Coronavirus : Peut-on gérer une crise sanitaire sans objectifs chiffrés ?

 

  • Depuis les 5.000 cas par jour et les 3.000 personnes en réanimations, caps fixés lors du second confinement, plus aucun objectif chiffré concernant la pandémie de coronavirus n’est donné par le gouvernement.
  • Mardi, Emmanuel Macron a ajouté du flou autour des indicateurs sanitaires en révélant que la réouverture des écoles serait décidée indépendamment des chiffres de l’épidémie.
  • Cette navigation à vue est-elle dangereuse ?

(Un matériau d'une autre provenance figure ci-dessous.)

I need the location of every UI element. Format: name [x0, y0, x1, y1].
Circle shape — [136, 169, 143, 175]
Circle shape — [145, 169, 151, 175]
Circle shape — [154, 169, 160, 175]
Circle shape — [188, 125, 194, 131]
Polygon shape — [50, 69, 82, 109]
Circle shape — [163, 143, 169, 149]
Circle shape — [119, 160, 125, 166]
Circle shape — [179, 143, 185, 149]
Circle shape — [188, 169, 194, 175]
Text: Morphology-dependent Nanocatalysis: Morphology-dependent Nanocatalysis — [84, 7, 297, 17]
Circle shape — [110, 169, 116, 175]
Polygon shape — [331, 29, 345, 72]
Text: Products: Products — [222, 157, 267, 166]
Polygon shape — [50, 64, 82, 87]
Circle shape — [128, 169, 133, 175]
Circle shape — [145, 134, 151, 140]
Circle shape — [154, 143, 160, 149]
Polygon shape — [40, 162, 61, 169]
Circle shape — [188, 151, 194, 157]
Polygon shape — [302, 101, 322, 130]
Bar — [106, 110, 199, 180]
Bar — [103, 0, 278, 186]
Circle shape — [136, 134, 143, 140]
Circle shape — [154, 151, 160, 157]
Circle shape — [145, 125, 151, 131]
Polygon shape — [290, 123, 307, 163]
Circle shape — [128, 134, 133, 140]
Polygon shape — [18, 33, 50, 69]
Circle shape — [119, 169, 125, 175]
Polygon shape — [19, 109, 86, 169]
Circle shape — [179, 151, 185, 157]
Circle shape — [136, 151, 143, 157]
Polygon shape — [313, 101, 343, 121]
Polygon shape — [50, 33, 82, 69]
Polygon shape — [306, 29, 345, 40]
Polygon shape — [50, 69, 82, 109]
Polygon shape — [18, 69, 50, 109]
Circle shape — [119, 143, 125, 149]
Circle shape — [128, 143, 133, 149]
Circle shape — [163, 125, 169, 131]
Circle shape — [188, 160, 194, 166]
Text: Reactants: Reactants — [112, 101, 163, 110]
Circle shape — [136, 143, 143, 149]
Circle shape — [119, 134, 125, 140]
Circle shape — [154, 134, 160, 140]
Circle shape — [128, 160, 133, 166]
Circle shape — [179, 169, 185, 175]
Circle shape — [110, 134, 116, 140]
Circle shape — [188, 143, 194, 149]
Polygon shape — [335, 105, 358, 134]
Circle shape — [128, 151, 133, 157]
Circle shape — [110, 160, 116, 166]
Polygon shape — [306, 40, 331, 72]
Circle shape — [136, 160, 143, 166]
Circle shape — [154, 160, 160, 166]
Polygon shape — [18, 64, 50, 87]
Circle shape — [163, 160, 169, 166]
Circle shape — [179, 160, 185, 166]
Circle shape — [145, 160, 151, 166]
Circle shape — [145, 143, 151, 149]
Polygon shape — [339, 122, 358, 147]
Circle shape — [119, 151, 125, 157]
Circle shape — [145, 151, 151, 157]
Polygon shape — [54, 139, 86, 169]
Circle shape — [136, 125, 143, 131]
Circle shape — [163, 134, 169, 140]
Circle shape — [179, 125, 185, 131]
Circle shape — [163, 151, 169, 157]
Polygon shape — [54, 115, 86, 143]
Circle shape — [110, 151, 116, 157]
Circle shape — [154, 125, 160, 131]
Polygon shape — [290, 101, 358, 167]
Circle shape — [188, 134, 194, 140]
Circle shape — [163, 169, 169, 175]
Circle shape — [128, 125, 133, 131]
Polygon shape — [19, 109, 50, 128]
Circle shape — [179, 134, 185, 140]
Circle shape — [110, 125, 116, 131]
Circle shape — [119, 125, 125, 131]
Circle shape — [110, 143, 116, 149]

Emmanuel Macron déclarait au Parisien : « Je n’ai pas conditionné la réouverture des maternelles et des écoles, puis des collèges et des lycées, à des indicateurs sanitaires. » Lors de l’annonce du troisième confinement la semaine dernière, déjà, le chef de l’Etat n’avait donné aucun objectif chiffré à atteindre pour lever les mesures de restrictions contre le coronavirus. Et ce contrairement au deuxième confinement, entre octobre et décembre 2020, où les limites de 5.000 cas par jour et de 3.000 personnes en réanimation avaient été données par le président.

Un objectif qui n’avait d’ailleurs pas été atteint. Certes, la France était repassée sous la barre des 3.000 patients en réanimation, mais elle ne s’était pas approchée des 5.000 cas par jour. Le deuxième confinement avait cependant été levé le 15 décembre, probablement pour « sauver » Noël et l’économie des achats de cadeaux, alors que la France tournait à environ 10.000 cas par jour.

La vaccination comme exception

Depuis cet échec, des objectifs chiffrés, il n’y en a plus. Les niveaux d’incidence (et les niveaux d’alerte correspondant) n’entraînent pas de mesure automatique. Aucun chiffre n’est requis pour prendre ou revenir sur une décision. La mortalité ou la saturation des hôpitaux ne sont commentées qu’en termes de hausse ou de baisse, jamais comme des paliers à ne pas dépasser. Seule la vaccination garde des objectifs fixes et indiqués : 10 millions de personnes vaccinées à la mi-avril, 20 millions à la mi-mai, et 30 millions fin juin. Cette politique sanitaire, sans limites précises, peut-elle au final être efficace ?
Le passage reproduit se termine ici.